Side-by-side comparison
| Dimension | USDOT Number | MC Number |
|---|---|---|
| Legal source | 49 CFR §390.19 | 49 USC §13902 |
| What it identifies | The motor carrier as a regulated entity | FMCSA permission to operate for-hire interstate |
| Who needs it | Every interstate motor carrier; many intrastate carriers | Only for-hire interstate motor carriers, brokers, freight forwarders |
| Application form | Form MCS-150 (no fee for new applications, $0) | Form OP-1, OP-1(P), or OP-1(FF) ($300 fee) |
| Format | 7 digits | 7 digits with prefix MC- (or MC-FF for forwarders) |
| Side-of-truck display | Required by §390.21 | Common practice but not §390.21-required |
| Activation gate | Issued instantly on MCS-150 submission | 21-day FMCSA review + 10-day public protest window |
When you need only a DOT number
A USDOT alone is enough for: private motor carriers (companies moving their own freight, never for-hire), intrastate carriers operating under state authority and never crossing state lines, and exempt commodity haulers under 49 USC §13506 (livestock, agricultural products, schoolbus operations) within their narrow exemption windows.
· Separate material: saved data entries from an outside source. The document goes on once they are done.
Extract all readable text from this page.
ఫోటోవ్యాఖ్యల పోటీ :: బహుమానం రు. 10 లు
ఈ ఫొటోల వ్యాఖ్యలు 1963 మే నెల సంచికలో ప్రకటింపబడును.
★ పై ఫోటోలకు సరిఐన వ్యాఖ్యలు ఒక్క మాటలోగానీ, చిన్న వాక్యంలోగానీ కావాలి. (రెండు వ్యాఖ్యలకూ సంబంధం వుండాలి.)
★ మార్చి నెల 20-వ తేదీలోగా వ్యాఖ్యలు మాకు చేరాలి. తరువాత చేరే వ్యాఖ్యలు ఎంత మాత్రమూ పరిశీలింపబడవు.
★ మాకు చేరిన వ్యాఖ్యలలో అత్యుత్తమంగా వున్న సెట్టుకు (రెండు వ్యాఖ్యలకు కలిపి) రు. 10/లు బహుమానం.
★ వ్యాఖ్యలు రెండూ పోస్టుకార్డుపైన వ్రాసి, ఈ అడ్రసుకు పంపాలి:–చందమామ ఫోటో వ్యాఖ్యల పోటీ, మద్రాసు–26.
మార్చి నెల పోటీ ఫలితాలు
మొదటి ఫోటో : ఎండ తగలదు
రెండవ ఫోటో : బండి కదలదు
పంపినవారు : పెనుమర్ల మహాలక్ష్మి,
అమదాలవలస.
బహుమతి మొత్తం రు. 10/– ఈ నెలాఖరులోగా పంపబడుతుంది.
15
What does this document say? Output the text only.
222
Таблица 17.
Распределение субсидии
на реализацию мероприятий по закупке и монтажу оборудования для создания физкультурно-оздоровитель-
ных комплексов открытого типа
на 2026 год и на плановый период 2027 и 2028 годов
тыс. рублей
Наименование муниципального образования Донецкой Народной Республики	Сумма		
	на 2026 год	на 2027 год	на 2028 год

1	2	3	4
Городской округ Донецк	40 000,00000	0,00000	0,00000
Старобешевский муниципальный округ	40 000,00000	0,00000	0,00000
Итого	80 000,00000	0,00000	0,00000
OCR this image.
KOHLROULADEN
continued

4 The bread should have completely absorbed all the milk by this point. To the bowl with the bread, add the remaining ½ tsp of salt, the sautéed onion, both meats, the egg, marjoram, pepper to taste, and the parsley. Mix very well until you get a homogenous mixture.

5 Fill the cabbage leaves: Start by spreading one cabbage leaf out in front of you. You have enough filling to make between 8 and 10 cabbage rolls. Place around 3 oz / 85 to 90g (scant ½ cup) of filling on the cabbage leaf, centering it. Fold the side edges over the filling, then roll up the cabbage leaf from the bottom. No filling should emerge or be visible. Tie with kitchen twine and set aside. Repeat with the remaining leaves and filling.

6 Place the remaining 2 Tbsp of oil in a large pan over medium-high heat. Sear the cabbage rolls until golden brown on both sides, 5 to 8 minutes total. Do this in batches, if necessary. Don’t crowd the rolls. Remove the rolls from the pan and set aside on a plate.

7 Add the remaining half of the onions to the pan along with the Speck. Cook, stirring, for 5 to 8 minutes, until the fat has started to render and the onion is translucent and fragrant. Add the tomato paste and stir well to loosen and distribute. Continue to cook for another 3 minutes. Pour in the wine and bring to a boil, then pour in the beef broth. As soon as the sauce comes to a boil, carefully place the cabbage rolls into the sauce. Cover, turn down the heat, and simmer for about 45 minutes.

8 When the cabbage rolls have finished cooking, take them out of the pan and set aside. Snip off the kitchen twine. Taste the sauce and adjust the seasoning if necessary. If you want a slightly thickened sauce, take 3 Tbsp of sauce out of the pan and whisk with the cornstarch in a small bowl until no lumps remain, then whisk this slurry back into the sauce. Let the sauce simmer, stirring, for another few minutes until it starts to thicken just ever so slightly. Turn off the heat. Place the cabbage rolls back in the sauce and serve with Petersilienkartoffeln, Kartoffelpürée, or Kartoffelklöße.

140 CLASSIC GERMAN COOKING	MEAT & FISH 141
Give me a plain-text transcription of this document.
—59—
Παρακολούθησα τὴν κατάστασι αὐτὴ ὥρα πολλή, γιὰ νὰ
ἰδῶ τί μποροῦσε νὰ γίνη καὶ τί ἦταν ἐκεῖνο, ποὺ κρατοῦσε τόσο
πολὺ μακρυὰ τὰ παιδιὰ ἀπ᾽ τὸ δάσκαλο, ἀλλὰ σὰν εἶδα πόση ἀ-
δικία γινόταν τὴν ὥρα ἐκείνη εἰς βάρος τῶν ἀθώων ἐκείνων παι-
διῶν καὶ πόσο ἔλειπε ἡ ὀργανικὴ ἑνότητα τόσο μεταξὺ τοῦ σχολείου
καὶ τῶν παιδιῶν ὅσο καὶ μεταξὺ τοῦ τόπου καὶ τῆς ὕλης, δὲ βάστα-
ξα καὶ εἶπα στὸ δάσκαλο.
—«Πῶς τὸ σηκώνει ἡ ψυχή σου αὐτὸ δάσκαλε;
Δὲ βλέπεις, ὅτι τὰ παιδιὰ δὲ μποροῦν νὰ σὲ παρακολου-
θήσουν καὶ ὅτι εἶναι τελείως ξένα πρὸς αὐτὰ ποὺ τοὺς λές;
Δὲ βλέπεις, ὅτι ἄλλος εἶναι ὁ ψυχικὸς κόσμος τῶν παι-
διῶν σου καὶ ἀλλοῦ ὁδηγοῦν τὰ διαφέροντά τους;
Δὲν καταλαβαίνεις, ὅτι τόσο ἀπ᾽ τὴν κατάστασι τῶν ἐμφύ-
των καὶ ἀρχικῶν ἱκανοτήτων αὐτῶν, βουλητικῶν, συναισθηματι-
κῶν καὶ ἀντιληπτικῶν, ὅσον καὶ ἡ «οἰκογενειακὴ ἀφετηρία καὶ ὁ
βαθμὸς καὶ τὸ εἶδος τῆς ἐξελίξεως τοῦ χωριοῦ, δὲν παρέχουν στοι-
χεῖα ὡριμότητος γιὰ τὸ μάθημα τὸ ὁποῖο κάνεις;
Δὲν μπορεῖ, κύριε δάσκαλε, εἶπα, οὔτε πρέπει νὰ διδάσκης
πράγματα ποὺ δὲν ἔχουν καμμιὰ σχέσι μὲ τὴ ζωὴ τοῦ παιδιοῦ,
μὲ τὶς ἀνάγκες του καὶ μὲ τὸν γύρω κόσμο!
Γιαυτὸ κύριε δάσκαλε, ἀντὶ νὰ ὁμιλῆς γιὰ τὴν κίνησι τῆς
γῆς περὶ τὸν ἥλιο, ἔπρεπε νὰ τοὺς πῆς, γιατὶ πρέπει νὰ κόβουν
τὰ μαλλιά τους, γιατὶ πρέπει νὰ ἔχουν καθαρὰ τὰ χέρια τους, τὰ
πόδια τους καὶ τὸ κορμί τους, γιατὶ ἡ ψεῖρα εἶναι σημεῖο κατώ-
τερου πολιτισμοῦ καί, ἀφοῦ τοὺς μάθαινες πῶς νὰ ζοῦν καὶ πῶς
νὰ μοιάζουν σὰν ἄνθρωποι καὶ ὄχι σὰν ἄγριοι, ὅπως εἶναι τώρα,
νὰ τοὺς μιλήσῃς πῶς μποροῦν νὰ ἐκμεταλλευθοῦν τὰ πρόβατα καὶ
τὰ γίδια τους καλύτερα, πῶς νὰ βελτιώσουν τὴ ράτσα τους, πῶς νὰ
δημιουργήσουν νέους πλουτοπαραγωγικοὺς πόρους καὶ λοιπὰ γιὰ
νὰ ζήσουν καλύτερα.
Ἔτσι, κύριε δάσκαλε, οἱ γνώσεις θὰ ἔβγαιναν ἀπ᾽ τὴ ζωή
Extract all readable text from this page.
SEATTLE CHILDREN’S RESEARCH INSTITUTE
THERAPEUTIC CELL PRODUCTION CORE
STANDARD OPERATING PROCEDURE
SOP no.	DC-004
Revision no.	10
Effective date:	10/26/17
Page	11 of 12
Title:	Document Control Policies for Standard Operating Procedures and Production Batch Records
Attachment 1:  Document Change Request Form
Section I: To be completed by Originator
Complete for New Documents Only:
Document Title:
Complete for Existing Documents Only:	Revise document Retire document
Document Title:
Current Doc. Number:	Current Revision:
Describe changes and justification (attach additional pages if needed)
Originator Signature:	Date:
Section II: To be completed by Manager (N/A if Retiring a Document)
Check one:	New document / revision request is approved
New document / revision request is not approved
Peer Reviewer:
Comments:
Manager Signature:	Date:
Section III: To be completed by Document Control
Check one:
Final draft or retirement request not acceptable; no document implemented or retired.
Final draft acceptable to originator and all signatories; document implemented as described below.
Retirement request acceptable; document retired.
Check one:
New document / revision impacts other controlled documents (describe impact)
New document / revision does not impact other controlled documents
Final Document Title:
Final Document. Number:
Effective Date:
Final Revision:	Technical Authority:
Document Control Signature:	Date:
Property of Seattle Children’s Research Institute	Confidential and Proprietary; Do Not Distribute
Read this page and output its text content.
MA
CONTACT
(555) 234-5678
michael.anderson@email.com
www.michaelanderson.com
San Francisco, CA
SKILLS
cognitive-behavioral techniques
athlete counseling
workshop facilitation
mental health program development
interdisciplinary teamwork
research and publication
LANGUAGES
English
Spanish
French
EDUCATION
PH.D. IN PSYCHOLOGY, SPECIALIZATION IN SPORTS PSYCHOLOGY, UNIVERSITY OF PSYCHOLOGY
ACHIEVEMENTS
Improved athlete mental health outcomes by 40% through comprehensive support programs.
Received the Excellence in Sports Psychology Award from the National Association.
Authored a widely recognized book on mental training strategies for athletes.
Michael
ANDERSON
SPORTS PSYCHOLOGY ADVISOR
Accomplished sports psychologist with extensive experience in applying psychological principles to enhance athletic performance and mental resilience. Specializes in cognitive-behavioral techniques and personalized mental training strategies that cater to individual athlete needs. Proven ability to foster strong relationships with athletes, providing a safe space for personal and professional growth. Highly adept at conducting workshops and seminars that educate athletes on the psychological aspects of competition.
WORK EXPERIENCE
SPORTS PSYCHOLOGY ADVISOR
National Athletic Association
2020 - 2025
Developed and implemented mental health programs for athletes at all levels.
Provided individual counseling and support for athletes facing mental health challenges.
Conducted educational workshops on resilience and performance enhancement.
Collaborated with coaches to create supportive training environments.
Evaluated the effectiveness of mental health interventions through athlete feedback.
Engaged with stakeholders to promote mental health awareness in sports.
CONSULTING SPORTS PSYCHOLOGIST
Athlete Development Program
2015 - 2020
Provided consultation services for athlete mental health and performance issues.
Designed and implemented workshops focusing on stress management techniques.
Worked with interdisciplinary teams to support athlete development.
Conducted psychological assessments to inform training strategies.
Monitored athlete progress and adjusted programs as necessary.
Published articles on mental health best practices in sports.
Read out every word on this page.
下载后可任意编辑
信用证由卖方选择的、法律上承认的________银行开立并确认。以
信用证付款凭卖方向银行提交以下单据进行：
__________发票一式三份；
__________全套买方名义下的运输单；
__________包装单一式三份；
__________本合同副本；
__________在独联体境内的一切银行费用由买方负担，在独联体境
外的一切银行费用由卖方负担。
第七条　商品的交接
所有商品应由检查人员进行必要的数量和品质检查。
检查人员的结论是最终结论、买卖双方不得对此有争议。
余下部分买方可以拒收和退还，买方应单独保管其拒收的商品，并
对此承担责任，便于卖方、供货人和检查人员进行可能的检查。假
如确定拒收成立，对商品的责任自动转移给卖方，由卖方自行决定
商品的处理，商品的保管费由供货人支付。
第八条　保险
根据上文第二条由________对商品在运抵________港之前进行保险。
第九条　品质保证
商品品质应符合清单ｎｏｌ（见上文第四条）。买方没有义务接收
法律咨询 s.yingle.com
If your operation is fully internal (manufacturer hauling its own product, retailer hauling its own inventory), USDOT-only is the right answer. The moment you take a single outside load for-hire interstate, you need MC.
When you need both
Both are required for: any for-hire interstate motor carrier hauling regulated commodities, any freight broker arranging interstate transportation for compensation, and any freight forwarder consolidating freight for interstate movement. The MC application form requires the USDOT first — they are filed sequentially, not in parallel.
Frequently asked questions
Can I have a DOT number without an MC?
Yes. Private motor carriers (a company moving its own freight) need a USDOT number but do not need an MC. Intrastate carriers also typically operate under just a USDOT (or a state DOT number) with state-issued authority — no MC required.
Can I have an MC without a DOT number?
No. The MC application (Form OP-1) requires a USDOT number be in place first. The USDOT is the foundational FMCSA identifier; the MC is the operating-authority overlay on top.
Which one shows on the side of the truck?
Both, in most cases. 49 CFR §390.21 requires the USDOT number on both sides of every CMV in motor-carrier operations. The MC number is not required by §390.21 but most for-hire carriers display it alongside the USDOT for shipper verification.